La loi 33 est pernicieuse, car elle officialise la complicité de l’État dans la privatisation du système de santé, un mouvement qui attend le bon contexte politique et économique pour élargir son champ d’action encore davantage et qui pourrait conduire, à terme, au dépérissement de notre système public.

L’instauration des centres médicaux spécialisés (CMS), qu’ils soient exclusivement privés ou à financement public (cliniques associées à un hôpital), est symptomatique du double langage du gouvernement, qui d’une part prétend protéger le régime public, et qui d’autre part s’appuie sur des cliniques privées opérées par des médecins désaffiliés. La loi 33 prévoit diriger les patients du public vers les CMS privés lorsque l’attente d’un traitement est devenue déraisonnable. De surcroit, même les cliniques associées aux hôpitaux sont autorisées à facturer des frais afférents aux patients, ce qu’elles n’hésitent pas à faire pour les frais de laboratoire ou les temps opératoires. La loi assure donc une excellente rentabilité des CMS.

Si l’État continue à s’appuyer sur les RocklandMD de la province, on peut prévoir que les médecins de première ligne seront soumis à de fortes pressions pour garantir la rentabilité de ces cliniques et devront donc diriger leurs patients vers des collègues spécialisés désaffiliés, ce qui est douteux sur le plan déontologique. Notre crainte d’une gangrène progressive du régime de soins publics par le secteur privé est justifiée comme en témoigne la dernière décision de l’ex-ministre Couillard qui, sur simple décret, a pu élargir le champ d’action de ces cliniques à une cinquantaine de traitements. L’État, contrairement à sa mission première de promouvoir le bien commun, s’assure de la profitabilité de ces entreprises de soins de santé. De fil en aiguille, à force de promouvoir la rentabilité de ces entreprises, on peut craindre une hémorragie des médecins spécialisés, déjà rares, vers le secteur privé et désaffilié. Ou alors, les médecins exerceront des pressions énormes pour pouvoir travailler à la fois dans le secteur public et dans les CMS, ce que la Fédération des médecins spécialistes du Québec a commencé à faire… Dans les deux cas, on affaiblit le système public en le privant d’un personnel médical en forte demande.

Le gouvernement pense économiser en évacuant sa responsabilité traditionnelle vis-à-vis des actifs (bâtiments, équipement médical) et du personnel soignant. Il n’en est rien, car aucune balise n’existe pour encadrer les frais exigés par les CMS, qui comme toute entreprise privée, est redevable envers ses actionnaires qui exigent des retours sur investissements et des rendements accrus. Par essence même, les cliniques privées spécialisées ont un plan d’affaires et se concentrent donc sur les cas rapidement traitables pour générer des profits instantanés. En proportion, notre régime public de soins devra prendre en charge davantage de patients qui nécessitent des traitements lourds et difficiles, comme dans le cas des maladies chroniques.

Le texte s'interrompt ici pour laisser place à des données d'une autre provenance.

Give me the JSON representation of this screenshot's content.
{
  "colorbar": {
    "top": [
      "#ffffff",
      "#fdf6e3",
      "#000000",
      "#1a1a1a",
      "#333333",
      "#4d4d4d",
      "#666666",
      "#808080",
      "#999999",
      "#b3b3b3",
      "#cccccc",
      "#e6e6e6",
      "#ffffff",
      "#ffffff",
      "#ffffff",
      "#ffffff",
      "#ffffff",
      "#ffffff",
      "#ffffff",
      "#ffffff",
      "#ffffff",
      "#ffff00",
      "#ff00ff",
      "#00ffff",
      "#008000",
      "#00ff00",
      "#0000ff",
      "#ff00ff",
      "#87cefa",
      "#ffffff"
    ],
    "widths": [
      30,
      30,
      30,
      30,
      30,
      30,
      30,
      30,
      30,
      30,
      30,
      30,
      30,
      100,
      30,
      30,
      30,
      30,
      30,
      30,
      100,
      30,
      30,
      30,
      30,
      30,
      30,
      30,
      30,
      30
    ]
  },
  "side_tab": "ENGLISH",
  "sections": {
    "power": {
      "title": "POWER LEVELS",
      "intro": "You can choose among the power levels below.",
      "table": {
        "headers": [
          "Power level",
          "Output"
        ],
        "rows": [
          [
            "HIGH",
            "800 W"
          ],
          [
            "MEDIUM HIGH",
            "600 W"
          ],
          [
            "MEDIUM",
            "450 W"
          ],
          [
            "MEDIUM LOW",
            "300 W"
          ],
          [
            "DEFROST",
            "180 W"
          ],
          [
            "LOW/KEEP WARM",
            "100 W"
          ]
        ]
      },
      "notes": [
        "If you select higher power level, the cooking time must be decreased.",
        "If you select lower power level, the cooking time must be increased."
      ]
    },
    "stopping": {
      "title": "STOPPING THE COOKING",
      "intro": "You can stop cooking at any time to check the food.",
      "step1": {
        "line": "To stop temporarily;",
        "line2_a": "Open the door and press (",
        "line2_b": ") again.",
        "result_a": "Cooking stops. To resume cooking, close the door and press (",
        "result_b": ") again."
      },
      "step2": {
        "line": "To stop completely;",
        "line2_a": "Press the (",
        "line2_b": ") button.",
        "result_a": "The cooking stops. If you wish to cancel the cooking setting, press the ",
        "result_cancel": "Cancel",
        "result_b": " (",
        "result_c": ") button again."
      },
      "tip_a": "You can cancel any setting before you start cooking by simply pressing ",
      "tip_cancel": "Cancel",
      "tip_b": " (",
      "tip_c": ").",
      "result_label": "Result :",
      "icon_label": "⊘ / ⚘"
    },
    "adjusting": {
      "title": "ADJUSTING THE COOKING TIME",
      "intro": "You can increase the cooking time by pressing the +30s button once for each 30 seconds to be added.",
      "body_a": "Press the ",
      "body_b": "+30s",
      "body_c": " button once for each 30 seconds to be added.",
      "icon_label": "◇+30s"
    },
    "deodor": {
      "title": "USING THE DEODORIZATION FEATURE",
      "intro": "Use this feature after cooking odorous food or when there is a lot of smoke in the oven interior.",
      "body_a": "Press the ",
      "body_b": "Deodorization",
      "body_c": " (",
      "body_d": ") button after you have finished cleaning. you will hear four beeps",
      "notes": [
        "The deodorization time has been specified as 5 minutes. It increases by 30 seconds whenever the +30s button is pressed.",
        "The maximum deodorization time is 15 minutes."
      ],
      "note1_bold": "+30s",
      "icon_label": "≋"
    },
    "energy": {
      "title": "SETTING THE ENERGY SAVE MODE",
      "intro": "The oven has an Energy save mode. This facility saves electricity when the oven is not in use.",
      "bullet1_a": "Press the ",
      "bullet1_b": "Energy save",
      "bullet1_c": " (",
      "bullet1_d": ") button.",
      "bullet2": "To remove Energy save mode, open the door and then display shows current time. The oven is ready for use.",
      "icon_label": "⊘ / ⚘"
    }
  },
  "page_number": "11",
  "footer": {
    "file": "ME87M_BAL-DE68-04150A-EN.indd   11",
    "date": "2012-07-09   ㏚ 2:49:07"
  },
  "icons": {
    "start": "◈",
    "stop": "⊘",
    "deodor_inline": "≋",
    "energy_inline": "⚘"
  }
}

Pharma-Québec, une solution solidaire

Québec solidaire est d’avis que les dépenses privées, dont celles des médicaments qui augmentent sans cesse, pénalisent grandement notre marge de manœuvre pour améliorer notre système public de soins de santé. Notre parti propose donc la création d’une agence nationale, Pharma-Québec, qui agirait comme un pôle d’acquisition, de recherche et de production de produits pharmaceutiques. On estime que, pour un coût total de 150 millions $, Pharma-Québec rapporterait 1 milliard $ par année à l’État. À l’instar de l’expérience Pharmac en Nouvelle-Zélande, Pharma-Québec aurait une politique d’achats groupés de médicaments génériques et brevetés afin de générer des économies d’échelle et briser ainsi le pouvoir d’influence des grandes corporations pharmaceutiques. Rappelons que les prix pour quatre classes de médicaments à large usage sont de 21 % à 79 % plus élevés au Canada qu’en Nouvelle-Zélande. En s’inspirant de l’exemple brésilien, Pharma-Québec agirait aussi comme producteur public de médicaments génériques particulièrement pour les produits couteux et de grande nécessité pour nos concitoyen-ne-s. De plus, Pharma-Québec serait un pôle d’innovation et de développement en nouveaux produits pharmaceutiques brevetés ce qui aurait pour effet de garder au Québec nos jeunes talents scientifiques. Pharma-Québec est une mesure phare de notre programme sur la santé et les services sociaux qui permettra de remettre le médicament à sa juste place, c’est-à-dire un produit essentiel au service de la santé de nos concitoyen-ne-s et non pas un bien de consommation soumis aux lois d’airain du marché et du marketing.

Bloc 2: Privatisation

Au Québec, le financement des soins de santé se fait majoritairement par le biais de la Régie de l’assurance maladie du Québec, ce qui représente 70% du financement du système de santé.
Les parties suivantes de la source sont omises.